So, hello there, Flem here again. This time, with more of a rambly topic for me because suprise, i still like talking, even when noone asked me to talk in the first place.
Let us start of:
AUTISMN.
Really no suprise with that diagnosis, really.
What was, for me at least, more so a suprise was the fact it took three seperate tests to get here in the first place- each was found positive only to then end up argued to be negative due to me being able to recognise sarcastic patterns and use such and due to me being able to semi accurately use facial expressions.
Which, by the way, we did indeed learn in school.
What i find personally interesting- or more so bothering- about my general mentality is empathy, for which reason i am sharing my thoughts now- as means to maybe gather further intel from people wishing to assist me with such.
Empathy is… difficult, for me.
While i do understand when others need encouraging words or are clearly in distress, i never really know how to treat them as individual- more so, i have a set “basecode” of sorts which i follow step by step to resolve the issue.

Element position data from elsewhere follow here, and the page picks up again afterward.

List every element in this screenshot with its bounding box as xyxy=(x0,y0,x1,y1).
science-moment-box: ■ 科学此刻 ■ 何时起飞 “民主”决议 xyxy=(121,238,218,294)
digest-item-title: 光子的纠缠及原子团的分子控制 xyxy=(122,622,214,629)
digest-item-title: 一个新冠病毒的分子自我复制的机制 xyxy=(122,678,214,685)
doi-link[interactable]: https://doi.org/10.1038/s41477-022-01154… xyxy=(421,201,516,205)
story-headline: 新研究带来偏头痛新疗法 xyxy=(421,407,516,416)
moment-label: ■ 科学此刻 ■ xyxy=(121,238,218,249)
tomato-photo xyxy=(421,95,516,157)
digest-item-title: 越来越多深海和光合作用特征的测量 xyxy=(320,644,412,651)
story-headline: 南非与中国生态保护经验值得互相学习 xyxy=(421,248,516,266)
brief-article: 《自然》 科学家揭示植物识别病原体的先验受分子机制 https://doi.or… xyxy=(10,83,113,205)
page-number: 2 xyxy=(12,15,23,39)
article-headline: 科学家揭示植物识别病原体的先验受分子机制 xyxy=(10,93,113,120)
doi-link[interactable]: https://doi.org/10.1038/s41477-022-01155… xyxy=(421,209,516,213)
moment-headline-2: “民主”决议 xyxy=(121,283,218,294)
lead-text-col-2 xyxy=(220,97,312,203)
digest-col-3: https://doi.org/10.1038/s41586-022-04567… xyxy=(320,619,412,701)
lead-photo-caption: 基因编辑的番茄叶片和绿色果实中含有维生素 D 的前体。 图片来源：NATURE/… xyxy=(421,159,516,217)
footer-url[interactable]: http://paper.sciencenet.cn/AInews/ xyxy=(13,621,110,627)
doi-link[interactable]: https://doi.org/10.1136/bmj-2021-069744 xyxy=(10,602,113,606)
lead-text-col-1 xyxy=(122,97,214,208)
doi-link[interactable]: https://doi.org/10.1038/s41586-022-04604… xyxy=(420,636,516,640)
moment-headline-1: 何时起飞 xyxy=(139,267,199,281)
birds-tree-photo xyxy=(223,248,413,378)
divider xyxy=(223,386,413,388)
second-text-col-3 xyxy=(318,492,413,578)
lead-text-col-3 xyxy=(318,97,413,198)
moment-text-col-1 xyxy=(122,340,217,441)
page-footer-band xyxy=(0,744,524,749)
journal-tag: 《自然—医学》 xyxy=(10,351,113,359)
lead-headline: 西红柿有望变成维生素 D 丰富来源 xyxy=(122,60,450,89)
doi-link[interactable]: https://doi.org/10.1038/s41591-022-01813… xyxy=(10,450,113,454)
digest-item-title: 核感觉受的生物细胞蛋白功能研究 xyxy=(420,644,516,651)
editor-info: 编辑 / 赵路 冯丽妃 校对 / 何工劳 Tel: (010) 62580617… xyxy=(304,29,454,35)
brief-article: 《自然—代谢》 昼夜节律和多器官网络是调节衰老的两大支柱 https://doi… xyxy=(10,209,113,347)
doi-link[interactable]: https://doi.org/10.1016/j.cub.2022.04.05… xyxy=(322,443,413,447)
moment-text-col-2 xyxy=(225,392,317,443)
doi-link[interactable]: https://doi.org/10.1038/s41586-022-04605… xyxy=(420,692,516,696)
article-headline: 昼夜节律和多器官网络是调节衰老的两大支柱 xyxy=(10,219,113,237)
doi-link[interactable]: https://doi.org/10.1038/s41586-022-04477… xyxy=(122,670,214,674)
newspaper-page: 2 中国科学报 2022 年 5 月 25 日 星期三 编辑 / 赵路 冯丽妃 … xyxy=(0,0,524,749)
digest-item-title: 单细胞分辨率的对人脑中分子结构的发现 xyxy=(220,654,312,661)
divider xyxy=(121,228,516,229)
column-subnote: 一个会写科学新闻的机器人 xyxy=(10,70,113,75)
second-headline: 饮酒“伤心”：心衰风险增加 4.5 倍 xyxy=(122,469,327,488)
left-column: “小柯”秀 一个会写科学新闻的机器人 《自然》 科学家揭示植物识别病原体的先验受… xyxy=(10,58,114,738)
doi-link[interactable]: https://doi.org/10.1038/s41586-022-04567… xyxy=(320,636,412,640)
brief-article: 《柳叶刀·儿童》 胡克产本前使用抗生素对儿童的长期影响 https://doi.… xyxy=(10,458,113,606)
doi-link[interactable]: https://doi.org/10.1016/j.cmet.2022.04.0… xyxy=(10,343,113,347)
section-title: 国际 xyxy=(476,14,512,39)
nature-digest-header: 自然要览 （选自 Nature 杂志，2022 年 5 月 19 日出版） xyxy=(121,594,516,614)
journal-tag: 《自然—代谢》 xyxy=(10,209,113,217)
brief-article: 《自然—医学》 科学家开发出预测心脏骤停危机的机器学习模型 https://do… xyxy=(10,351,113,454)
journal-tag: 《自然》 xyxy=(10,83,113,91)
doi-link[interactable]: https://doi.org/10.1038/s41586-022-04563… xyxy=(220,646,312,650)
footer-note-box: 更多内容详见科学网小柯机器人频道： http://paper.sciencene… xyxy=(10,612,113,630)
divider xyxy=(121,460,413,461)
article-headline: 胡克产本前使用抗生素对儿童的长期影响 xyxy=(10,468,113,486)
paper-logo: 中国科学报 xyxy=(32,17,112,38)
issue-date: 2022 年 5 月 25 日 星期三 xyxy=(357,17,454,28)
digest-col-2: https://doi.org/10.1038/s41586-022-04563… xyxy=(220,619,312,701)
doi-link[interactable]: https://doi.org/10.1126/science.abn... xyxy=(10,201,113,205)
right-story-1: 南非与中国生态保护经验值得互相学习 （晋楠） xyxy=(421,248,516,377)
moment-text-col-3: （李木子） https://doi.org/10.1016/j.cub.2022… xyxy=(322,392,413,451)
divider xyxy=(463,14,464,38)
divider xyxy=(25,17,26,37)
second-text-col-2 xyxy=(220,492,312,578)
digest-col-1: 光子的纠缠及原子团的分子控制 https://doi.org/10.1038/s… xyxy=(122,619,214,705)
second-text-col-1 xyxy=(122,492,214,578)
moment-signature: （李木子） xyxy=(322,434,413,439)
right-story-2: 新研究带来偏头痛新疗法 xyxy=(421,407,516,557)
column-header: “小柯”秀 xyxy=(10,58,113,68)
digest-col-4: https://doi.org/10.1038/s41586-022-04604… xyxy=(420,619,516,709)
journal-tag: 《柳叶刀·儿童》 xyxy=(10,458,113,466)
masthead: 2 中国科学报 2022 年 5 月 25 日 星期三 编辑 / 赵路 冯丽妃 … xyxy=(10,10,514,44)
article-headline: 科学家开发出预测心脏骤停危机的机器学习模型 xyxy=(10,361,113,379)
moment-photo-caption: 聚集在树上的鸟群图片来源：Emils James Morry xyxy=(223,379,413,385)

I do not know how it usually feels- for me, assisting others with their mental stress is simply a way to get things back into working order so we can continue to spend time with one another- but such is mostly due to selfishness in form of desiring to go back to the activity i want to do, not really helping because i want to help the person.
Needless to say, such fucks me over quite a bit- i have learned that acting selfishly like this is not a good thing to do, but i should also always be trying to help because i want to, as a good person should do- but i just genuennly can not do so due to not attaching more to a situation.
Any tips as to how to possibly change such or how to get a better guide of sorts would quite frankly be greatly appreciated- i do want to be a good friend to the people i enjoy being around, but at the moment i simply do not have the knowledge on how to act on such wish.